In Alexion’s financial report for 2016, just over $750m was spent on R & D, or around 25% of its $3 billion income. Its operational profit was just $600m. The R & D spend is likely to be a similar in 2017 (it had reached $600m by the end of Q3), albeit that its sales income could be much higher than 2016.*
Whether it is the need to show a greater profit, or the original policy is not sustainable with a multi- product portfolio, Alexion has decided to cut back on its R & D investment. R& D embraces a range of activities from pure science research to tracking the effectiveness and safety of a drug. This would include the cost of running a Patient Registry, which Alexion is obligated to do as part of its marketing licences given by the FDA and EMA.
Readers of the aHUS alliance website will probably be aware that the alliance has been a part of the aHUS Registry for the past three years, and it the only one where patients are represented on a Scientific Advisory Board, which governs the work of the Registry, beyond using it for tracking safety of eculizumab.
The obligation to FDA and EMA was fulfilled after five years of tracking by the Registry which was achieved in 2017. A report on the safety of the eculizumab will be published by Q3 this year, it had been expected in December 2017.
The aHUS Registry will continue however, but Alexion has needed to reassess its non-obligatory commitments. Originally it had intended to enroll 2000 aHUS patients by 2023. Having begun recruitment in 2012, there were 1744 patients recruited by 31 December 2017 at over 300 hospital sites. However, a significant number of sites, although set up to do so, have not enrolled patients, and some which did enroll some patients did not provide follow up data, and remained inactive. There is no value in continuing these sites in the Registry; and understandably it is not a good use of R & D resource.
Sadly, Alexion chose not to stop there. It also reassessed the economics of having sites where only a few patients were enrolled and closed them too. It also decided to stop enrollment at sites which are to continue to updating existing patients data (apart from one country).

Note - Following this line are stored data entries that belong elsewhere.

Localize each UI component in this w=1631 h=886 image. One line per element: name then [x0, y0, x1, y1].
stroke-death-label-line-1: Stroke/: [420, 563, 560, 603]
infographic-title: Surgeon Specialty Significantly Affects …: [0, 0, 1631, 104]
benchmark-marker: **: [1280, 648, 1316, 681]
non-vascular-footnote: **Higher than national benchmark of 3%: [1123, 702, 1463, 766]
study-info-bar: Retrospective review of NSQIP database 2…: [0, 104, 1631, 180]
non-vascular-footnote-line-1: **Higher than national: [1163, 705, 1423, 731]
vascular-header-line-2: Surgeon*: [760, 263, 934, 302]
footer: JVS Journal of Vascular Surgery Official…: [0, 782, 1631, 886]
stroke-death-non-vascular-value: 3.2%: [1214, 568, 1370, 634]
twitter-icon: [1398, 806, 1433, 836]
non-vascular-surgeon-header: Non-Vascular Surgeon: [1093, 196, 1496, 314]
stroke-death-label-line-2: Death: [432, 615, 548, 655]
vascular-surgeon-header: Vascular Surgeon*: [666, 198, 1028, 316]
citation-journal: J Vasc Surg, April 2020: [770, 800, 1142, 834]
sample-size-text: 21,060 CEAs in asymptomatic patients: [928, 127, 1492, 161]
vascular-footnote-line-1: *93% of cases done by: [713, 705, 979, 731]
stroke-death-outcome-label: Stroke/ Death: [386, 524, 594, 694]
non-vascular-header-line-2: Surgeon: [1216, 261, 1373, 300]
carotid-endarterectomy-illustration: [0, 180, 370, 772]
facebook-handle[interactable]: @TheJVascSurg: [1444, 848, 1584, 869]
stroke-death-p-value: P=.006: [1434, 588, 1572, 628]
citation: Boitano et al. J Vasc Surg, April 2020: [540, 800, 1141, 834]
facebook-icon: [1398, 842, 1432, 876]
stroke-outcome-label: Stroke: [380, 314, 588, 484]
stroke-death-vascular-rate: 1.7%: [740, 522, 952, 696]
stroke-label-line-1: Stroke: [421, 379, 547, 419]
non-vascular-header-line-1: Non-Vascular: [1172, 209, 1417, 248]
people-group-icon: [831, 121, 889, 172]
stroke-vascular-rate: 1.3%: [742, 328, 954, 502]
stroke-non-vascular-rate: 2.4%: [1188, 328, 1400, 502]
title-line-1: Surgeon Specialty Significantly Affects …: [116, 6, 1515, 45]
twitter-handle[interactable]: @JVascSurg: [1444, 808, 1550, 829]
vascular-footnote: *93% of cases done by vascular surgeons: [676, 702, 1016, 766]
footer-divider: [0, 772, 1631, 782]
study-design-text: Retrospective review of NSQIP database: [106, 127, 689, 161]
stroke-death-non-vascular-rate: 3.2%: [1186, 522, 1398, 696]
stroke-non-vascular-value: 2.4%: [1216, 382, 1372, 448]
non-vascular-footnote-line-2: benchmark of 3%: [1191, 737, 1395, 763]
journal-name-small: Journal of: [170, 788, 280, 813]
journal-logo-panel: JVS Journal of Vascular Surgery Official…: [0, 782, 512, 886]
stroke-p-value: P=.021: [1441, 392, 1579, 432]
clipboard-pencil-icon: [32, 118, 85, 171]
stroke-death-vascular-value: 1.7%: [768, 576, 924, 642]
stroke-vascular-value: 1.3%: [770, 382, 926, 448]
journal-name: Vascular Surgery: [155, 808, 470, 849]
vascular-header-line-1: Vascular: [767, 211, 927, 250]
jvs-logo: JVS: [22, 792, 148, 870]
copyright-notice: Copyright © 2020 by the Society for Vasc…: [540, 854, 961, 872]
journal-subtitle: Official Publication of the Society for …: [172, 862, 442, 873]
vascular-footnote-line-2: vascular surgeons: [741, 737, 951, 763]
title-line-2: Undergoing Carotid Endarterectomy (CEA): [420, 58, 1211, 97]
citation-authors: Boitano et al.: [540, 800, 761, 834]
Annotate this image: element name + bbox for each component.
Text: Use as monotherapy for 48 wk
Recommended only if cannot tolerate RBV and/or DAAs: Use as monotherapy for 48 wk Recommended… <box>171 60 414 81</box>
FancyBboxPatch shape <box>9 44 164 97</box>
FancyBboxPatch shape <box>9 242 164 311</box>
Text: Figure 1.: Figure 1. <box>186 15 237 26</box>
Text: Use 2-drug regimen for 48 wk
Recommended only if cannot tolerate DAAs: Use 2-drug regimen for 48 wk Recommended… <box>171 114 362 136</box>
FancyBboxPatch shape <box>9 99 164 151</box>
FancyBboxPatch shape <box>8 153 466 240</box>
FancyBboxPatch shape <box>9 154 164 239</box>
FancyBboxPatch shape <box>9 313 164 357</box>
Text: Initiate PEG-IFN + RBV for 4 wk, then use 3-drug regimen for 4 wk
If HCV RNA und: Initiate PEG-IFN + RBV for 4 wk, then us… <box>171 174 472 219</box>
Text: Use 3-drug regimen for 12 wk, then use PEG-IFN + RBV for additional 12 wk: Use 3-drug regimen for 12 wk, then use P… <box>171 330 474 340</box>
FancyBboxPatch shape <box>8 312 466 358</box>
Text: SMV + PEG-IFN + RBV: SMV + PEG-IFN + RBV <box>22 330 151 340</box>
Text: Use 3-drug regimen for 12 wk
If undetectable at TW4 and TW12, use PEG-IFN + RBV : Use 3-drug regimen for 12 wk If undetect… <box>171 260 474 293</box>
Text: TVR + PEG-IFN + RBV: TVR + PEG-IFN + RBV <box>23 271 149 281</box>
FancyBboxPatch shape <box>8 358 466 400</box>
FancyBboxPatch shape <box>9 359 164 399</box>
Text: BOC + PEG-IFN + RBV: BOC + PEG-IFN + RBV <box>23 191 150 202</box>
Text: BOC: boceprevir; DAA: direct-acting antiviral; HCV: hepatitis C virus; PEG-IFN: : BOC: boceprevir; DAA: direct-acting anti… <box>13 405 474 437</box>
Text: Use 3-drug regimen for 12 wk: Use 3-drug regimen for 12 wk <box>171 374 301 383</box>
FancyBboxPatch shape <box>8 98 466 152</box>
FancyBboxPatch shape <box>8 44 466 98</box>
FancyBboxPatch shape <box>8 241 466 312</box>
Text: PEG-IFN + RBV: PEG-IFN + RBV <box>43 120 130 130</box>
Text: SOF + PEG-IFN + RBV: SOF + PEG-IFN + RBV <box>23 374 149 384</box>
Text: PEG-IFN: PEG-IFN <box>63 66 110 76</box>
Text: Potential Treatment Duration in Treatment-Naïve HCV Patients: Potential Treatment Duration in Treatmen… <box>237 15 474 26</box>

The effect of this is to reduce the size of the active Registry to 700 patients (although that will increase with recruitment in the one new country).
All hospital sites affected have been told, it will be left to those sites whether to notify the patients being excluded.
The alliance supports registries because particularly for rare diseases one patient’s experience is so very important to research. Its participation in the SAB has made “Patient Included” a reality and it now permeates the work of the researchers using patient’s data. So, it is a blow to the alliance’s efforts to see 1000 patients excluded, when 99% of aHUS patients told us in the 2016 Global Poll how they welcomed being in a Registry, and those who were not, expressed a desire to participate.
It was disappointing, however, to find that so many sites, which had aHUS patients, had not collected data about them, that adds no value.
The alliance will be reviewing its relationship with the Registry, and will consider the benefits to patients in the new size model to be deployed in future. It is important to let researchers know what matters to patients and it is important that valuable resource is respected. It is something that does not show in the balance sheet but does affect corporate perception.
If, as is likely, Alexion make a financial gain from its decision to exclude patients from the Registry ; then some of the gain should be put towards helping patients, who cannot access the drug they need, get it.
It is one way for Alexion to respond to the alliance’s call on them on 1 January.
* the 2017 result for R & D was actually $100m more than 2016, and the sales income was $3billion. Alexion is expecting income in 2018 to be possibly as high as $4 billion ,and it plans to spend 20% on R & D which would be about $800m , a fall of over $50million on 2017; but around $200 million less than if it had continued to invest at the same rate as in previous years. Quite a cutback.